Proponowany scenariusz jest fragmentem cyklu zajęć wychowawczo-profilaktycznych "Bajkowe spotkania" dla uczniów szkół podstawowych. Scenariusze zajęć powstały w oparciu o bajki Bruno Ferrero "Historie" oraz "Nowe historie" (katecheza w opowiadaniach). Temat dotyczy agresji w grupie 6 i 7 latków i ich rodziców, celem uświadomienia im, że nad swoimi emocjami, nawet złymi, można zapanować. Zaproszeni rodzice byli nieco zdziwieni, ale przede wszystkim zaciekawieni, gdyż takie zajęcia odbywały się po raz pierwszy.
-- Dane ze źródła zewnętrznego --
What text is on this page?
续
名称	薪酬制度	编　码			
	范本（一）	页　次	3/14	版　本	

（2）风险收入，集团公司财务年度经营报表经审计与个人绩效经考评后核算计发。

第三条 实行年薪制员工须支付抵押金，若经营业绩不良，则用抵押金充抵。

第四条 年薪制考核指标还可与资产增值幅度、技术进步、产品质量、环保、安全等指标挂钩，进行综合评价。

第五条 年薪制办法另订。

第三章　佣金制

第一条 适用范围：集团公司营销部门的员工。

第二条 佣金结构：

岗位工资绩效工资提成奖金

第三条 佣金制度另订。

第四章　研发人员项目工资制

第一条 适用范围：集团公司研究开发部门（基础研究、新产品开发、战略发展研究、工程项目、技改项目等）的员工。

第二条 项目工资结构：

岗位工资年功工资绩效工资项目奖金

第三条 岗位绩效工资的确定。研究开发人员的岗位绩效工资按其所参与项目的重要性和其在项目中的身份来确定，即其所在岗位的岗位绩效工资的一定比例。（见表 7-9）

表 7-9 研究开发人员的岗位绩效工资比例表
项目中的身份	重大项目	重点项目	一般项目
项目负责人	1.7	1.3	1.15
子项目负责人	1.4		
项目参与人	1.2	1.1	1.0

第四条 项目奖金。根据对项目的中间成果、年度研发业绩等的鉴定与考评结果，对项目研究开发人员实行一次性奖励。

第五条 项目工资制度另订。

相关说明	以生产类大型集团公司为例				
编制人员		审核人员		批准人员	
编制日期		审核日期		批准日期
Zajęcia rozpoczęłyśmy chwilą relaksu - wyciszenia oraz zabaw integrujących grupę, następnie dokonałyśmy podziału na 4 małe grupy. Każda grupa miała wykonać jedną część smoka (łapy, głowa, tułów, ogon). Grupa, która robiła łapy, miała dylemat - czy ten smok powinien mieć dwie czy cztery łapy? Ponieważ zależało to tylko wyłącznie od nich, wobec tego grupa zrobiła cztery łapy, pięknie ozdobione kokardkami. W pudle "skarbów" znalazły się zęby dla smoka - styropianowy pojemnik po jajkach. Smok miał piękny ogon, jak go określił jedyny tata, który brał udział w zajęciach -"złocisty". Złożenie smoka okazało się dość pracochłonne, ale zarówno rodzice jak i dzieci wykazali się dużym zaangażowaniem oraz... humorem. Pani Jola wcieliła się w postać smoka - Drapieżcy I, któremu wyrosły pazury, Pani Ela w postać małego, odważnego smoka, łagodzącego złe humory władcy. Grupy miały za zadanie "zabawiać" rozwścieczonego smoka - kucharze przygotowali smakowite potrawy, ale smok był bardzo niezadowolony; giermkowie i rycerze organizowali "turniej" rycerski, ale smok tylko krzyczał, że mu się nie podoba; damy dworu tańczyły, a bajkopisarze recytowali wiersze, tylko że smok dalej krzyczał: "jesteście do niczego!". Nagle mały smok powiedział: "Panie - to ty jesteś królem swoich pazurów, spróbuj je schować". Smok nie bardzo chciał, ale w końcu udało mu się je schować. Uspokoił się, zapanował nad swoim gniewem i agresją. Na zakończenie wszyscy usiedli w kole i rozpoczęła się dyskusja, poprzedzona krótkim wykładem na temat agresji i jej rodzajów. Rodzice stwierdzili, że mogli się przekonać na "własnej skórze" (kiedy smok na nich krzyczał), jak czuje się dziecko w sytuacji, gdy rodzic je karze, krzyczy na nie czy stawia zbyt wysokie wymagania. Rodzice przyznali, że takie zajęcia są potrzebne i chętnie wezmą w nich udział.
Cele:
- nabywanie umiejętności rozróżniania i nazywania stanów emocjonalnych odczuwanych przez ludzi w różnych sytuacjach; - rozwijanie umiejętności empatii; - umiejętność współpracy w grupie; - uczenie się rozwijania problemów z wyeliminowaniem zachowań opartych na agresji i przemocy; - rozwijanie wyobraźni, twórczego myślenia; - poznanie sposobów samokontroli własnego zachowania;
Pomoce:
nagranie z muzyką relaksacyjną, płachta materiału, nożyczki, krepina, kolorowy papier, pudełka tekturowe różnej wielkości, plansze z niedokończonymi zdaniami, ankieta, różne twarze na małych kartkach.
"W krainie smoków"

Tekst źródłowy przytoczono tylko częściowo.